« Une expérience journalière fait reconnaître que les français vont instinctivement au pouvoir ; ils n’aiment point la liberté ; l’égalité seule est leur idole » Chateaubriand
Pour autant qu’elle ne relève pas du rêve, la Liberté se définit par les limites que la loi lui octroie ou que chacun voit assignées à la sienne par celle des autres. Loin d’être cet idéal d’indépendance que chacun vit à sa guise, le Liberté a un caractère faisant hautement référence à la vie collective et réclame de ce fait une attention toute particulière, eu égard aux revendications de plus en plus inopportunément formulées par les uns et les autres à son sujet.
La liberté consiste à faire à son propre gré ce qui ne nuit pas à autrui. Ainsi, l’exercice des droits naturels de chaque individu ou groupe d’individus est subordonné à ce qui assure aux autres membres de la société la jouissance de ces mêmes droits. C’est en cela qu’il n’est pas de liberté sans devoirs. La loi pouvant aider à fixer et codifier ces droits et ces devoirs, c’est elle qui arbitrera autant que de besoin.
« La liberté de chacun finissant où commence celle des autres », elle peut être considérée, non seulement comme une richesse mais comme un espace. Il est dès lors évident que plus le nombre de ceux qui partagent cette richesse-espace est grand, moins la part de chacun le sera. Sauf à concevoir bien entendu qu’elle soit extensible à l’infini. Or, de ce point de vue et en attendant la conquête pour tous de l’espace sidéral infini, l’humanité est confrontée à ses frontières matérielles ; celles de la planète sur laquelle elle vit, ou plus exactement aux limites dans lesquelles il lui est possible de vivre sur cette planète. Cet espace vital est en effet inexorablement grignoté, chaque jour davantage, par une inconscience aggravée par le nombre.
Plutôt que de revendiquer toujours plus de ce qui se raréfie à chaque instant, c’est la révision de ses exigences en matière de Liberté qui s’impose à l’homme. Si par exemple la réduction des libertés des uns est due à une croissance démographique imputable à d’autres, comment faire pour empêcher ces autres d’empiéter sur l’espace de liberté des premiers ? Que ce soit possible par la contrainte ou par la raison, il s’agit bien de limiter les libertés individuelles de tous.
Il s’agit là encore d’un partage, qui nécessite davantage de pragmatisme que de bonnes intentions.

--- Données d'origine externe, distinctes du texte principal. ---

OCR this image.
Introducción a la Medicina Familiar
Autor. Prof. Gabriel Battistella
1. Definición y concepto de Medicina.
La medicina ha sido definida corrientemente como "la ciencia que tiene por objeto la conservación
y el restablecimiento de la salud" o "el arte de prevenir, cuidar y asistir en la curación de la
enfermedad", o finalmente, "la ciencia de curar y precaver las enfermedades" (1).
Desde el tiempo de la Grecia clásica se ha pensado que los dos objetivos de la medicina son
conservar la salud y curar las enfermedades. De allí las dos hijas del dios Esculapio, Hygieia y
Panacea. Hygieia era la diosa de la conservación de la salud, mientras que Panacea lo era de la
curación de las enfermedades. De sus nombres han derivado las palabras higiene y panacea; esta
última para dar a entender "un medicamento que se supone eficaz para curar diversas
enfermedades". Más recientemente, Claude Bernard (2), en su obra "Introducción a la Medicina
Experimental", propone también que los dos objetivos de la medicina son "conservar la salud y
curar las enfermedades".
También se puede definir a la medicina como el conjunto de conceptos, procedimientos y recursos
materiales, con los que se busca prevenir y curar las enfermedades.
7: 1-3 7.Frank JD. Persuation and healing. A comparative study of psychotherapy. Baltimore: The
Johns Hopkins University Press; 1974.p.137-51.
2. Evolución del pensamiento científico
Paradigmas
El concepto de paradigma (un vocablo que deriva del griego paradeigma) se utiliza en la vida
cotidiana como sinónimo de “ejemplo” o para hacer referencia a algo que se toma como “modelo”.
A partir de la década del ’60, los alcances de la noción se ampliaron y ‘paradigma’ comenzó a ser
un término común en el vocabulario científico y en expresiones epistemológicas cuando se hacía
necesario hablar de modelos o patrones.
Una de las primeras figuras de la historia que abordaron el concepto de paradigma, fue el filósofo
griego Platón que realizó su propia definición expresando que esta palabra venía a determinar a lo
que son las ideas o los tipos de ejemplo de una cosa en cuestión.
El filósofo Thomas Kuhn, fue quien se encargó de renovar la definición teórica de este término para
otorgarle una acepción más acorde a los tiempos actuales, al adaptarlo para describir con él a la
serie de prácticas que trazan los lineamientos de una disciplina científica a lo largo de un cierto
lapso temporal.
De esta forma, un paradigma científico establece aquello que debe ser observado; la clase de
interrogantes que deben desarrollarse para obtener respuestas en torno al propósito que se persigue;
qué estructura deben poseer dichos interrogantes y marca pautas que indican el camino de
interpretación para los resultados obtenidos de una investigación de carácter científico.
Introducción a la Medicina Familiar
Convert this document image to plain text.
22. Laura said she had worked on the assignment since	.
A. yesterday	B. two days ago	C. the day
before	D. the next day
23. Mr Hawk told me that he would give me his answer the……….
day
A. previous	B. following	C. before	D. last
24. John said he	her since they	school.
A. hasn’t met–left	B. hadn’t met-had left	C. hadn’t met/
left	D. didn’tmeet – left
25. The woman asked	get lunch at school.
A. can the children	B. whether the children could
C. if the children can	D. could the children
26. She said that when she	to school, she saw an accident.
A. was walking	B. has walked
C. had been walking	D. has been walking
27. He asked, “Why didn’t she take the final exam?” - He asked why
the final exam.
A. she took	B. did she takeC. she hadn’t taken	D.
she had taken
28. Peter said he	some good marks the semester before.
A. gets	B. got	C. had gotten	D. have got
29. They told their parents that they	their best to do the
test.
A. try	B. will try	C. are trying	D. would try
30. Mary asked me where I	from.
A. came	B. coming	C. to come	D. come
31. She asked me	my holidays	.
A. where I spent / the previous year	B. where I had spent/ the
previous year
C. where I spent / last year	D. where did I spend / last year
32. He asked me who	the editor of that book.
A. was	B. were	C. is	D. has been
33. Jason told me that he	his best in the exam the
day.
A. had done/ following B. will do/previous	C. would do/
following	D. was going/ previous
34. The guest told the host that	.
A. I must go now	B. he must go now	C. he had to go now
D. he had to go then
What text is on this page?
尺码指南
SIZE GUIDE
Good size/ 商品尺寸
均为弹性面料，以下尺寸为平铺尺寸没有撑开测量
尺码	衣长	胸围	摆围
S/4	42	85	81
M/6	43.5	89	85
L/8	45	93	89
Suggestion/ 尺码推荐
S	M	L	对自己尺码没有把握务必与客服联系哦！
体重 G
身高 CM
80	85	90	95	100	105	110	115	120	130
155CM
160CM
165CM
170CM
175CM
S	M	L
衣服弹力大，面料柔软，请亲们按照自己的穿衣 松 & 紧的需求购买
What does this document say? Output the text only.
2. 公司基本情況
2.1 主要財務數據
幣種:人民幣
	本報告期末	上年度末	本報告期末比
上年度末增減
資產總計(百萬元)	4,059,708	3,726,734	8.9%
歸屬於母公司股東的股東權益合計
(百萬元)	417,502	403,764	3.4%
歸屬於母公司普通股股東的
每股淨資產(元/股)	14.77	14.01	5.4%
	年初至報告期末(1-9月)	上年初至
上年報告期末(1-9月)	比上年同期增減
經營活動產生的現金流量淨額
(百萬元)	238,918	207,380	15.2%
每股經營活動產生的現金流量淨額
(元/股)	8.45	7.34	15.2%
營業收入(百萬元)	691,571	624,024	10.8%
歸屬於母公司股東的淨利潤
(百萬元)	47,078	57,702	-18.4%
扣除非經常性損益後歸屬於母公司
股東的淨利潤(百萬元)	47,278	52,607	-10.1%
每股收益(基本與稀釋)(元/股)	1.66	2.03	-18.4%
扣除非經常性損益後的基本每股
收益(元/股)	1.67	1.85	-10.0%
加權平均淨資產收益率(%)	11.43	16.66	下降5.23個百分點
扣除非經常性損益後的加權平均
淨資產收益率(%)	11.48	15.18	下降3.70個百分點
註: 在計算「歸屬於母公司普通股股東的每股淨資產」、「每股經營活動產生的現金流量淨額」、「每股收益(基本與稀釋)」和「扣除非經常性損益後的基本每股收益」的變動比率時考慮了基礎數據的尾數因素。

Ne peut-on voir dans une telle analyse une explication supplémentaire du fait que la codification d’un système de valeurs, qu’il s’agisse banalement de politesse, de bienséance, de cordialité ou plus généralement de tout ce qui touche à la considération due à autrui, en même temps qu’à l’égalité de tous devant la loi, ne se fonde pas impunément sur des considérations abstraites, idéalistes, voire idéologiques et dogmatiques, a fortiori lorsqu’elles naissent dans l’euphorie et l’utopie ? À croire que la raison, comme la vérité, finit toujours par sortir du puits.
Peut-être sommes-nous tout simplement confrontés aux conséquences de « l’emploi de l’esprit aux dépens de l’ordre public [...] une des plus grandes scélératesses [...] de toutes la plus dangereuse, parce que le mal qu’elle produit s’étend et se promulgue par la peine [...] infligée [...] des siècles après lui ». (Duchesse de Choiseul au sujet de J.J. Rousseau). À noter qu’il s’agit ici de la liberté de penser qui, pour le meilleur et pour le pire, ne connaît pas d’autres limites que celles de la raison et que c’est lorsque cette raison est bafouée que l’autre liberté, la liberté d’être, est en danger.
Entre dès lors en jeu la responsabilité, sans laquelle la liberté n’est plus qu’une vue des esprit les plus fumeux ou les plus malhonnêtes, elle n’est même plus un espace à partager ; elle est un mythe qu’entretient la démagogie et son compagnon le mensonge.